Mumbai, August 23: Two Mumbai-bred siblings turned billionaires on Monday when they sold their advertising technology startup to Chinese investors for $900 million. The 34-year-old Divyank Turakhia and his older brother Bhavin, 36, who grew up in the suburbs of Juhu and Andheri and turned web entrepreneurs in their teens struck an all-cash deal to divest their company Media.net, merging it with the China-listed Beijing Miteno Communication Technology, timesofindia.com.
This makes it one of the largest M&As in the ad tech industry beating Google’s $750 million acquisition of AdMob and Twitter’s MoPub purchase for $350 million.
What’s noteworthy is that while most ad tech firm are struggling globally, including Media.net’s home grown rival InMobi, which is backed by Softbank Corp, the Turakhia brothers have been able to pull off this transaction amid an overall slowing market.

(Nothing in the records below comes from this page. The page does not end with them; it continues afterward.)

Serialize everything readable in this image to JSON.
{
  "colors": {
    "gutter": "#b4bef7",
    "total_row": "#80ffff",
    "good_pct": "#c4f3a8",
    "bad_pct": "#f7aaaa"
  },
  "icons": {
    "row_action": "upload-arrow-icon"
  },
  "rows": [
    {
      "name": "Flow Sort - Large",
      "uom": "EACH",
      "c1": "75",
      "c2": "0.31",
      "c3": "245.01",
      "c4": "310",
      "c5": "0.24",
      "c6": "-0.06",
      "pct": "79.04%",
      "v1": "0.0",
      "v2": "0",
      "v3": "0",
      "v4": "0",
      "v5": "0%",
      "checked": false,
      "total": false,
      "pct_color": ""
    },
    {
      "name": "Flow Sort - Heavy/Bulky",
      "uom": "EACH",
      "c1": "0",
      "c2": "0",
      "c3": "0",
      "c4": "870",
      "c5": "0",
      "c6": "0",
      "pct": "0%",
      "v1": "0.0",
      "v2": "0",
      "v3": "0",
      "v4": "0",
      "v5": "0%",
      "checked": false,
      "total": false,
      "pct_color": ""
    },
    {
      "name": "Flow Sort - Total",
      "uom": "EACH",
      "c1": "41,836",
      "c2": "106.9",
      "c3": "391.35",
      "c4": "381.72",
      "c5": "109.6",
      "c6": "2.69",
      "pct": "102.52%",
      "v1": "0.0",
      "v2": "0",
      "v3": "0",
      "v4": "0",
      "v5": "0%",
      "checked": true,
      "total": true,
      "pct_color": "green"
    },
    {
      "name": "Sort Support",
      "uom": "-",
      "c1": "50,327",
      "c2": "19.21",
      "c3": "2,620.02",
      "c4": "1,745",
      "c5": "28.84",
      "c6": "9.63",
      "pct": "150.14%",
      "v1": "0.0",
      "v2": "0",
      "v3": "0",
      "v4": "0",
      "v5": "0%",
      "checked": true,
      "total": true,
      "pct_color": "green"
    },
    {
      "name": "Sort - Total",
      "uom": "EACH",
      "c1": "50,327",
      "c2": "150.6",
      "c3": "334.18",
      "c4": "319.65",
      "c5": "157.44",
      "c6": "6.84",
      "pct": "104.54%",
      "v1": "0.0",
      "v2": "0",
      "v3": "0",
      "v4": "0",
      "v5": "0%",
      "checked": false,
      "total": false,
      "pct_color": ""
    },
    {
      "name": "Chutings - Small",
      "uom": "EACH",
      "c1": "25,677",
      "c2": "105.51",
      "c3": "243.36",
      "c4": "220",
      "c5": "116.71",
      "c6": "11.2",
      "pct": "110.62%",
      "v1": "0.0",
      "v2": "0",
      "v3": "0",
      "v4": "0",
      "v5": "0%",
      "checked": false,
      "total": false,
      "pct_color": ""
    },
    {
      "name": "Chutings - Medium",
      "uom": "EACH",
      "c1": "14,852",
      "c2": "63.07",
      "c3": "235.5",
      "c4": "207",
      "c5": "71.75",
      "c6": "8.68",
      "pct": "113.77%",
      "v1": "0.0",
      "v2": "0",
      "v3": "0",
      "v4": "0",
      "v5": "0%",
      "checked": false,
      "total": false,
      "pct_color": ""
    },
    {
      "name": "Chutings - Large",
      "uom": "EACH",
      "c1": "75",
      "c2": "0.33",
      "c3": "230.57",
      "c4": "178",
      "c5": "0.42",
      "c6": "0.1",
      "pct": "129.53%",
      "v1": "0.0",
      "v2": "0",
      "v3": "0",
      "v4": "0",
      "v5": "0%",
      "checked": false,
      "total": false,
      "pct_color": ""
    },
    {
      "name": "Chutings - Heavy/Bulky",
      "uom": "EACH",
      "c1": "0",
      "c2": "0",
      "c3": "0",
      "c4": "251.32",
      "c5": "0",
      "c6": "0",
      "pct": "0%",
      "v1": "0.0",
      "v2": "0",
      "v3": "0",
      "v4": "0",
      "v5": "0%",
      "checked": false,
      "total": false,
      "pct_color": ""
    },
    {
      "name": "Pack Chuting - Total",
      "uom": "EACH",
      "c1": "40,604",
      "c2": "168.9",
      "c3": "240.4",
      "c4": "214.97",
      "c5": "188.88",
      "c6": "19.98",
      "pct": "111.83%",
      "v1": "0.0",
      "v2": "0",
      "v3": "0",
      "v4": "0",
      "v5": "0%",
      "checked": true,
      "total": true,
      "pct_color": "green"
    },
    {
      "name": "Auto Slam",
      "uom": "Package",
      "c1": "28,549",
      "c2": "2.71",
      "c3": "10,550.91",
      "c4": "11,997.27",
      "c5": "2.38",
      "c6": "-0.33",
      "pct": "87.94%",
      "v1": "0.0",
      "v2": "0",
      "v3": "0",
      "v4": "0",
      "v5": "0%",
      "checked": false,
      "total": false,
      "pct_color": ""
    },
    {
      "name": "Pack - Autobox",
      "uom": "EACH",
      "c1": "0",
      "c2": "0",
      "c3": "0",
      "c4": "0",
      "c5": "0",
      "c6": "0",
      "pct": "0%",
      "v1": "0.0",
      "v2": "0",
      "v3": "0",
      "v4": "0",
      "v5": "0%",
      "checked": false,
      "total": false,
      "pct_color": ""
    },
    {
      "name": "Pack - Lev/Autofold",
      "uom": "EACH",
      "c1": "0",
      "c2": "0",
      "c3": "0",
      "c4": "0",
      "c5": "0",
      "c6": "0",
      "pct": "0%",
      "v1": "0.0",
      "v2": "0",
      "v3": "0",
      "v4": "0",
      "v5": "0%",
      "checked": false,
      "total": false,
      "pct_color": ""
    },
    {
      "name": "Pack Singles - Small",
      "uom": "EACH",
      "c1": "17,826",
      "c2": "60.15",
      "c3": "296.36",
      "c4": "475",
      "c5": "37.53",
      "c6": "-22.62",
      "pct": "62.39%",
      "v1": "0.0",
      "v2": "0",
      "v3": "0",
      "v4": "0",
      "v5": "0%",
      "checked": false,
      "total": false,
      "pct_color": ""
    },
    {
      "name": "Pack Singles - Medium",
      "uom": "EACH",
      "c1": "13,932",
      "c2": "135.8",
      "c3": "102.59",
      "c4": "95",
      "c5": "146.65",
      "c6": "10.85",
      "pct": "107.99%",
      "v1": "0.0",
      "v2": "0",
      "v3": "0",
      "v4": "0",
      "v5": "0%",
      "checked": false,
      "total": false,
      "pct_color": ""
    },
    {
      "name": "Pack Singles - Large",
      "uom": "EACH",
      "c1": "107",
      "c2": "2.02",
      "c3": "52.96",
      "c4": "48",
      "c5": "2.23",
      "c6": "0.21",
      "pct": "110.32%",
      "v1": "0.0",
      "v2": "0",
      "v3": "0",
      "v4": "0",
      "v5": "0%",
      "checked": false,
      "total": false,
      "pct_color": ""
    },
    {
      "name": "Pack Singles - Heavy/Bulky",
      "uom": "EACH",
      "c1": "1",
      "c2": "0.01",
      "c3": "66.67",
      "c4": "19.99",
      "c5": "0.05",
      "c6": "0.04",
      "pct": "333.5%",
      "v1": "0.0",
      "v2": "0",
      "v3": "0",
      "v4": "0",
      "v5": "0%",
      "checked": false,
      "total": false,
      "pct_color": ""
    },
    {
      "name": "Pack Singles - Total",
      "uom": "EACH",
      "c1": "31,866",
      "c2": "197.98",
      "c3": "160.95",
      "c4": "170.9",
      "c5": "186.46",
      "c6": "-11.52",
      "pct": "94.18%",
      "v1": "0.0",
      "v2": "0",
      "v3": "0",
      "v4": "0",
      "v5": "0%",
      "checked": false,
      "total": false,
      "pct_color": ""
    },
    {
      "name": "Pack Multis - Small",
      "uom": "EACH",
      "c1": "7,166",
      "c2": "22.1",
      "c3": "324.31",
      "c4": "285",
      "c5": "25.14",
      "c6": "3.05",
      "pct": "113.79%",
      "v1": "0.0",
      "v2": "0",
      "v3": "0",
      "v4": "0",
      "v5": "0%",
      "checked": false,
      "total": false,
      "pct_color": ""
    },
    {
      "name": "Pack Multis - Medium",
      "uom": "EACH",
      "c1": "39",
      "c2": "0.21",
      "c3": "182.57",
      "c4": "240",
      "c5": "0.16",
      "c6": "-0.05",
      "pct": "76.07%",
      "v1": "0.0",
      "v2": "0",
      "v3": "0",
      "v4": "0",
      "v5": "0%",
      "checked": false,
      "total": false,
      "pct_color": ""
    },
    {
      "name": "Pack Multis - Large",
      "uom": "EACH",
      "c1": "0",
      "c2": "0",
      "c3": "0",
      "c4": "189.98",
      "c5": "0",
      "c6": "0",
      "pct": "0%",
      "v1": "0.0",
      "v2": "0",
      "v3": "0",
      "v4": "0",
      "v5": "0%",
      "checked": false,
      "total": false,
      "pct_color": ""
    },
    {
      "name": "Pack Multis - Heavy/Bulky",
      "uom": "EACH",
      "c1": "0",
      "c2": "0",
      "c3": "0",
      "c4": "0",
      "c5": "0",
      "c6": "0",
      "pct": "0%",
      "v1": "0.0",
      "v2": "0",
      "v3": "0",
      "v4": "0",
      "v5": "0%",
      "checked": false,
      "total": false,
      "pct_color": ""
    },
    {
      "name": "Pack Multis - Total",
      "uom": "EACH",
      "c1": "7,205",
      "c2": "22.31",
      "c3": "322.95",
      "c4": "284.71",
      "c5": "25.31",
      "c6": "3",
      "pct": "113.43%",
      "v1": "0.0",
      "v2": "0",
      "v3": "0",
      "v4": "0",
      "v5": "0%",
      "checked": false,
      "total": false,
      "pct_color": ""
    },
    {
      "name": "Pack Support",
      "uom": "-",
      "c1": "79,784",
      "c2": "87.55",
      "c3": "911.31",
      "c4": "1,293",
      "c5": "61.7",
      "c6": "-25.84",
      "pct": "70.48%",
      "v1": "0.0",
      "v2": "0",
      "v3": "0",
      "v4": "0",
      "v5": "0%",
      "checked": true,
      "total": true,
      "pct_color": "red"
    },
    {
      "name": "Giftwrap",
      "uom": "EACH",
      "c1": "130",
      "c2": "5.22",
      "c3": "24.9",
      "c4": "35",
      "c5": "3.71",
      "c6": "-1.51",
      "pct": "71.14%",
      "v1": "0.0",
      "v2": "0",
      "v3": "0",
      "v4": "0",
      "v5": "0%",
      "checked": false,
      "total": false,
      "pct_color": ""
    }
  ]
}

The payout for the brothers from the deal may be staggered, people familiar with the details of the acquisition said.
The younger Divyank who runs Media.net will continue to steer it post the buyout while Bhavin, 36, will manage the Mumbaiheadquartered Directi, which operates four startups in the web communications and payments space. This is not the first exit for the Turakhia brothers, who had in 2014 sold Directi’s domain registration businesses like BigRock, LogicBoxes and Reseller Club, for $160 million to NASDAQ-listed Endurance International Group.
A person who has seen the brothers closely said they are brilliant coders who don’t have an engineering degree. “They’ve learned everything including how to code themselves,” the person said.